ハーフタイムの更衣室。選手の顔には安心感が見えた。選手たちは「これで決まった」。「千葉県はぜんぜんだね」と話している選手。私は選手たちの話している会話を聞いて激怒した「お前らサッカー甘く見るな。まだ終わっていない。ひとりでもそんな気持ちがあるならそこから穴が空き、攻められ崩され失点してしまう。今までやってきたことが全て無駄になる、それでもいいのか、終了のホイッスルがなるまで、体がぶっ倒れるまで走り通せ、ボールを追い掛け回せ。」と私は言葉に力が入った。選手たちの顔は、硬直していた。キャプテンである横浜FMユース中田がみんなに声をかけ「スタート時の気持ちで行こう」とみんなを盛り上げた。
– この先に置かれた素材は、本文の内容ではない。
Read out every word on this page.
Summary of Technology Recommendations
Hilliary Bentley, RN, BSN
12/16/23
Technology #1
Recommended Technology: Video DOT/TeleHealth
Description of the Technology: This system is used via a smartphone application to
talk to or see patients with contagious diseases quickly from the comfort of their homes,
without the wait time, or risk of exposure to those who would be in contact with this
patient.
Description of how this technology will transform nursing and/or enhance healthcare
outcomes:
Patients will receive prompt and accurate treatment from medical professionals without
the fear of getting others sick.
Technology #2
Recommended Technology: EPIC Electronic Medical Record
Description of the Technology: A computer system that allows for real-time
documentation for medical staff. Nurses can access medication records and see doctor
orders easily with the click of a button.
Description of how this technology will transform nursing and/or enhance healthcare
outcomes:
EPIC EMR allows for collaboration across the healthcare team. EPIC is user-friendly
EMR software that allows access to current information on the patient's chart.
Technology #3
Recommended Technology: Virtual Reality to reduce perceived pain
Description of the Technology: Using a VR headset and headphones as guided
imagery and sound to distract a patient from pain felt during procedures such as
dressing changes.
10:50、後半スタート。千葉県は攻守共に激しかった。必死になって神奈川のボールを奪い、早くゴール前に運んできた。そして後半4分神奈川県のDFのクリアーミスを拾いシュート、失点。スコアは3-1。まだ千葉県の猛攻は続く。なかなか神奈川県のリズムが作れない。そして9分にサイドから崩されゴール前にクロス、中で競り合ったが相手が一歩早く触りゴール。スコアは3-2。
サッカーは何が起こるかわからない世界。だから見ているほうは面白いかも知れない。しかしピッチ上は命がけ。これ以上の失点はしたくないので川崎FユースGK奥山とDF陣に「マークをしっかり付け」キャプテンに「あわてるな、しっかりと声を掛け合え、ボールを動かせ」とコーチングをした。彼らには修正する能力はあるので必ずリズムを変えられると思った。それから10分間は非常に激しいゲーム展開となった。相手のDFに疲れが見えてきたところに私は選手の交代を命じた。横浜FMユースの俊足、塩田を投入し彼には「相手DFはかなり疲れが見えてきた。背後を多く狙え」と伝えてピッチに送った。彼は持ち前のスピードを活かし、相手DF陣を翻弄した。そして25分にFWの榎本が個人技で相手DFを抜き去りゴール。スコアは4-2とした。千葉県のリズムが落ちてきた。そして30分、FW榎本がこの日3点目となるゴールを決めてくれた。この瞬間はスタッフもガッツポーズを披露。残り10分、うまく交替選手を入れながら時間を使った。そして試合終了のホイッスル。
スタッフもサブのメンバーも大喜び。われわれは念願の本大会出場を手にしたのだ。結果は大差だが、内容は苦しかった。よく選手たちは最後まであきらめないで頑張ったと思う。一瞬緩んだメンタルをしっかり自分たちで修正して得た勝利。やはり彼らを選んでよかった、誇りに思う。

いよいよ1ヵ月後の9月29日。秋田国体がスタートする。この大会は、トーナメント方式で一発負けたら神奈川に帰らなければいけない。最後の決勝まで行くには、もう一度課題を修正して全員の心を一つに準備をしていく。